Une régulation jugée déconnectée de la réalité
Emanuele Cappellano, patron de Stellantis Europe, dénonce un « déalignement » préoccupant. Selon lui, les règles de l’Union européenne ne correspondent ni aux besoins des constructeurs, ni à la demande des clients. Bien que la Commission ait proposé de lever l’interdiction des moteurs thermiques en 2035, Stellantis juge ce plan insuffisant. Le PDG du groupe, Antonio Filosa, a d’ailleurs prévenu que cette instabilité mettait en péril les investissements régionaux.
L’urgence d’un marché en souffrance
Le constat est alarmant : le marché européen a perdu trois millions de véhicules depuis la pandémie de COVID-19. C’est la seule région au monde qui n’a pas retrouvé son niveau d’avant-crise. Pour Cappellano, le problème n’est pas dans dix ans, mais bien aujourd’hui. Il appelle l’UE à protéger son industrie face à la concurrence chinoise, notamment sur les batteries et les semi-conducteurs.

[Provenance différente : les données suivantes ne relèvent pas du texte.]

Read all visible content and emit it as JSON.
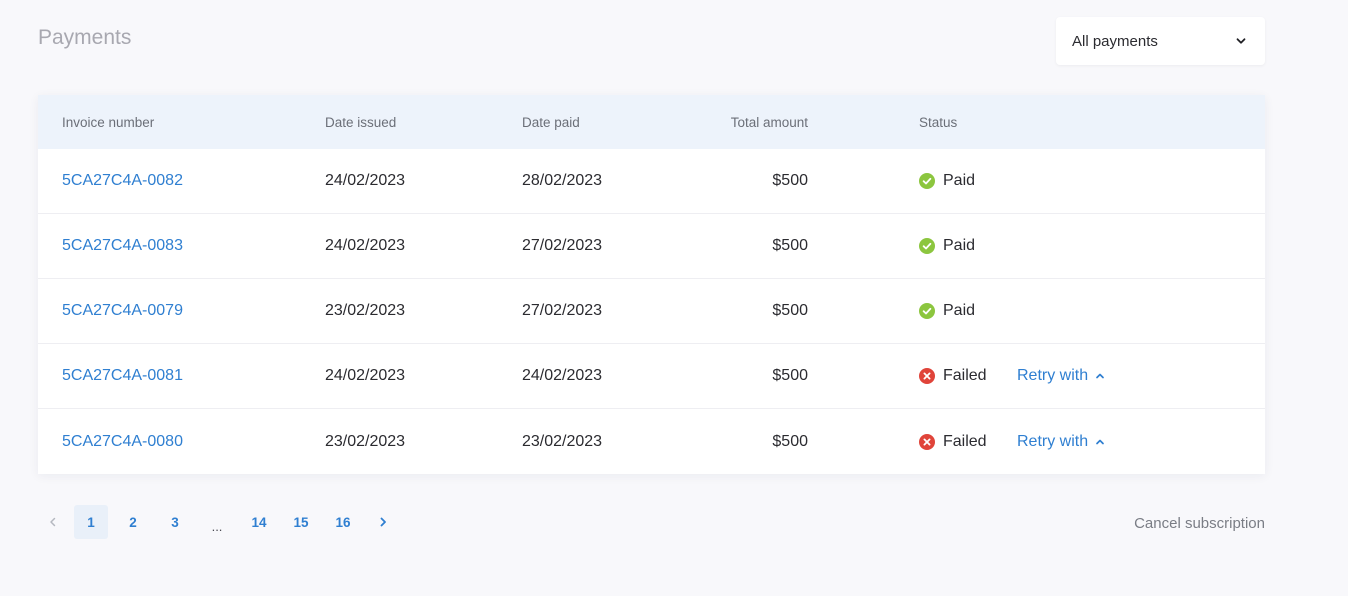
{
  "page": {
    "title": "Payments"
  },
  "filter": {
    "selected": "All payments"
  },
  "table": {
    "headers": {
      "invoice": "Invoice number",
      "issued": "Date issued",
      "paid": "Date paid",
      "amount": "Total amount",
      "status": "Status"
    },
    "rows": [
      {
        "invoice": "5CA27C4A-0082",
        "issued": "24/02/2023",
        "paid": "28/02/2023",
        "amount": "$500",
        "status": "Paid",
        "status_icon": "check-circle-icon",
        "retry": ""
      },
      {
        "invoice": "5CA27C4A-0083",
        "issued": "24/02/2023",
        "paid": "27/02/2023",
        "amount": "$500",
        "status": "Paid",
        "status_icon": "check-circle-icon",
        "retry": ""
      },
      {
        "invoice": "5CA27C4A-0079",
        "issued": "23/02/2023",
        "paid": "27/02/2023",
        "amount": "$500",
        "status": "Paid",
        "status_icon": "check-circle-icon",
        "retry": ""
      },
      {
        "invoice": "5CA27C4A-0081",
        "issued": "24/02/2023",
        "paid": "24/02/2023",
        "amount": "$500",
        "status": "Failed",
        "status_icon": "x-circle-icon",
        "retry": "Retry with"
      },
      {
        "invoice": "5CA27C4A-0080",
        "issued": "23/02/2023",
        "paid": "23/02/2023",
        "amount": "$500",
        "status": "Failed",
        "status_icon": "x-circle-icon",
        "retry": "Retry with"
      }
    ]
  },
  "pagination": {
    "pages_before": [
      "1",
      "2",
      "3"
    ],
    "ellipsis": "...",
    "pages_after": [
      "14",
      "15",
      "16"
    ],
    "current": "1"
  },
  "footer": {
    "cancel_label": "Cancel subscription"
  },
  "colors": {
    "accent": "#2f7fd1",
    "paid": "#8cc63f",
    "failed": "#e0443a",
    "header_bg": "#edf3fb"
  }
}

Quel avenir pour les 14 marques du groupe ?
Face aux interrogations sur la gestion des 14 marques du portefeuille, Stellantis reste prudent. Plusieurs analystes pointent du doigt une complexité excessive et des modèles qui se chevauchent. Emanuele Cappellano renvoie toutefois cette question au futur plan stratégique. Ce dernier sera présenté par Antonio Filosa au cours du deuxième trimestre 2026. La priorité actuelle reste de renforcer l’identité de chaque marque au sein de cette zone de turbulences.